Guy Kawasaki is a technology guru and venture capitalist who listens to a lot of presentations from entrepreneurs seeking money for start-up ventures. The overwhelming majority of the presentations he hears are, as he says, “crap.”
And so he demands that all presentations at his business Garage Technology Ventures follow what he calls the “10/20/30 rule”. It’s a rule that should be embraced by anyone that wants to connect with audiences.
The rule states that all presentations should be limited to 10 slides, 20 minutes, and have no words on the slides smaller than 30-point type. I love the rule because it keeps you out of the weeds by forcing you to keep your message focused on key issues.
Limit Your Presentation to 10 slides. Too many of us create presentations by opening up PowerPoint, picking a template, and typing. Before long, we have a “presentation” with 40 slides.
I was coaching an attorney once as he prepared to speak at a bar event. He arrived at our practice session with 60 slides for a 45-minute presentation. Flipping through, I noted that every slide was loaded with bullet points.
“Let me ask you a question,” I said. “Would you want to listen to this presentation?”
“Well . . . , ” he muttered, seeming startled. “I guess not.”
His presentation was packed with too much information. Limiting your message to 10 slides forces you to answer the question “What do I really want to say?”
PowerPoint has no template for that question.
Speak for no more than 20 minutes. When Kawasaki listens to a pitch for start-up capital, he allocates an hour. Limiting the pitch to 20 minutes allows for 40 minutes of Q&A. As Kawasaki knows, all presentations improve with lots of Q&A.
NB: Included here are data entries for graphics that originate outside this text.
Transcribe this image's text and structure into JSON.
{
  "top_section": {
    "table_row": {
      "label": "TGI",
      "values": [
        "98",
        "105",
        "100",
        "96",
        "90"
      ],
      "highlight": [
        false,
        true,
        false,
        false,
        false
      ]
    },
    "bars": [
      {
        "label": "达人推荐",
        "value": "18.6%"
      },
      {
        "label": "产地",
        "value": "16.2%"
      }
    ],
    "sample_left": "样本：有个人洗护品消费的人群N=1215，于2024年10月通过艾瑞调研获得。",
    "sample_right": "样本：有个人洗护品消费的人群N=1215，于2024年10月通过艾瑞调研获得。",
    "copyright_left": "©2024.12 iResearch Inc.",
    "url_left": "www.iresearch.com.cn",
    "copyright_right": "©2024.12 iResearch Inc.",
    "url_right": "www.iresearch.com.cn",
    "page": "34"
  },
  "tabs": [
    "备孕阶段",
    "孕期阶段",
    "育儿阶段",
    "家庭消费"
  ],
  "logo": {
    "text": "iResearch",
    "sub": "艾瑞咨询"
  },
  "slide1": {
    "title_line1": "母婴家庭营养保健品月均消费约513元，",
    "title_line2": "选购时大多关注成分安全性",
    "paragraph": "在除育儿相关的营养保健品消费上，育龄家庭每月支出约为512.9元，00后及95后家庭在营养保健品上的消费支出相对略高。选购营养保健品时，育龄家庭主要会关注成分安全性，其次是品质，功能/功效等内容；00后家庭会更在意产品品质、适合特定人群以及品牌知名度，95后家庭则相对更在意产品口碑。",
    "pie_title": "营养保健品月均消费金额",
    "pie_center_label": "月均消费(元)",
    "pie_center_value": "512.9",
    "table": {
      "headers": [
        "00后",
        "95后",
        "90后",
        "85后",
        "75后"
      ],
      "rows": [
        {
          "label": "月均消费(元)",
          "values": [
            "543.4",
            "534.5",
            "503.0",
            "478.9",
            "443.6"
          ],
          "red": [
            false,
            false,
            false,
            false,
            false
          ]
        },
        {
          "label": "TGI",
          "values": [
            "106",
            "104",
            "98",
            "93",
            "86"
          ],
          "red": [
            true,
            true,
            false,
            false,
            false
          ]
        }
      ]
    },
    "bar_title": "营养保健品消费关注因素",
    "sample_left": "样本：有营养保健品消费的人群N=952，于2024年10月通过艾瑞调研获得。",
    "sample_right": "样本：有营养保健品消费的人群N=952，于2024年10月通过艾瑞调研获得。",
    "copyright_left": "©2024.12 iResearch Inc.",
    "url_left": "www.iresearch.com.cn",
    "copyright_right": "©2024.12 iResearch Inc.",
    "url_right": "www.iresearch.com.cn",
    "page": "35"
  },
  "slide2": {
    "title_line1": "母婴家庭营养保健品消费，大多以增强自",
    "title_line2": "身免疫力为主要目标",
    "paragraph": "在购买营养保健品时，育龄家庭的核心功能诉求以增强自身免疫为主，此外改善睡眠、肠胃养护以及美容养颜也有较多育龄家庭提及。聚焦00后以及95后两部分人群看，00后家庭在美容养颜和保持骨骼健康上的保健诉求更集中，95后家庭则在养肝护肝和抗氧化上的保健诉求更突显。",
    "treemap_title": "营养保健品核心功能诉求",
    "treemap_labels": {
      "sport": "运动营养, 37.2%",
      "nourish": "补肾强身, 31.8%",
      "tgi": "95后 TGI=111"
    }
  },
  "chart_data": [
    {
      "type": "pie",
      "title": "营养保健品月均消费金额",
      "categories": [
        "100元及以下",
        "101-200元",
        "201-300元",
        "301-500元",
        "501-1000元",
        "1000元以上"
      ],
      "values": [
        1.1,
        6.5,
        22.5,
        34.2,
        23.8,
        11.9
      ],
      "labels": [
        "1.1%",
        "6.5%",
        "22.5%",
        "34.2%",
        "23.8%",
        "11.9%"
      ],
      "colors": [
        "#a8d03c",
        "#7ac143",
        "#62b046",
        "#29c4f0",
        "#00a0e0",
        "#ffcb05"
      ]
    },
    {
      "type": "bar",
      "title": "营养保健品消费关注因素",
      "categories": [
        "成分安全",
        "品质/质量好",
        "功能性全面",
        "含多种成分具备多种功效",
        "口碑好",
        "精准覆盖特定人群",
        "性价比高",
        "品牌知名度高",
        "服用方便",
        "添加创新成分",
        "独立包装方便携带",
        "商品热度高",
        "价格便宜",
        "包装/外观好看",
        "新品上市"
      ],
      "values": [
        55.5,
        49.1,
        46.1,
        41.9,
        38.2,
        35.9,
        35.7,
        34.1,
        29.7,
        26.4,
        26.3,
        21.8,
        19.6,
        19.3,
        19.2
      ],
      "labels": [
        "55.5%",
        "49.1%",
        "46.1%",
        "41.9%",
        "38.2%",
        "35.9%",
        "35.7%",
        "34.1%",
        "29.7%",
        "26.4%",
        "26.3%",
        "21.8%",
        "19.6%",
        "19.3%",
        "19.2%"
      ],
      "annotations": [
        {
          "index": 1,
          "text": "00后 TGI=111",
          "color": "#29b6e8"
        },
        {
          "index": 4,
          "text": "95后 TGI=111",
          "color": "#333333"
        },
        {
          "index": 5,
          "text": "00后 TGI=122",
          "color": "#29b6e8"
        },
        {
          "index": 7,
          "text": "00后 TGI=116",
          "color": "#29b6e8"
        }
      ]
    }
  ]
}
Last weekend, I went fishing in Tampa with a guide named Rick. He told me that one way he markets his business is by giving presentations on how to catch fish in the Gulf of Mexico.
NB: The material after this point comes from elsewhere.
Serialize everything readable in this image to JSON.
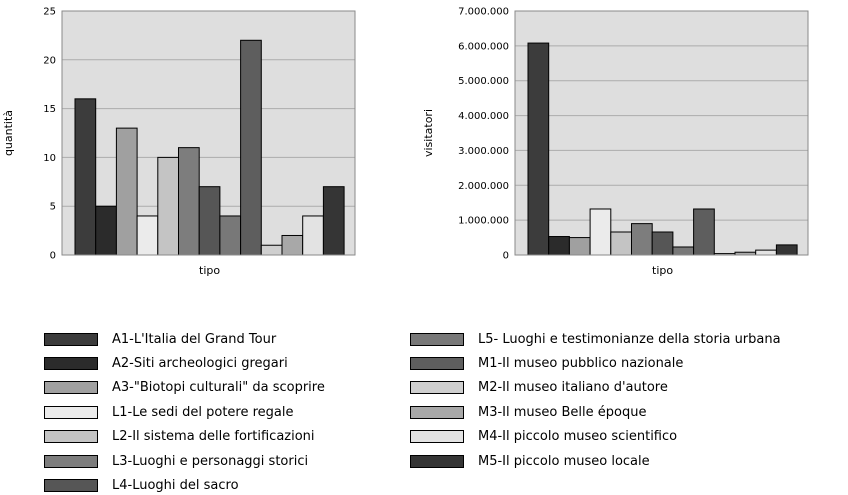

“I usually speak for about fifteen minutes and then take questions,” he said. “I’ve found that people have a lot more fun at my presentations when they get to ask questions.”
That’s a nice lesson in hooking an audience from a professional fisherman.
No Slides with Words Smaller than 30-Point Type. For many people, this seems impossible. You can’t get more than five or six words on a line with 30-point type.
But all businesses should mandate this rule. Smaller type is so hard to read that it becomes distracting.
To me, corporate America tolerates tiny type on slides in the same way that mill town residents tolerate the stench that fills their community. It’s so prevalent that everyone just gets used to it and no one even notices anymore.
But your slides will be far more effective if you minimize your bullets and keep your type size big.
And if you follow the 10/20/30 rule, your presentations will be a breath of a fresh air.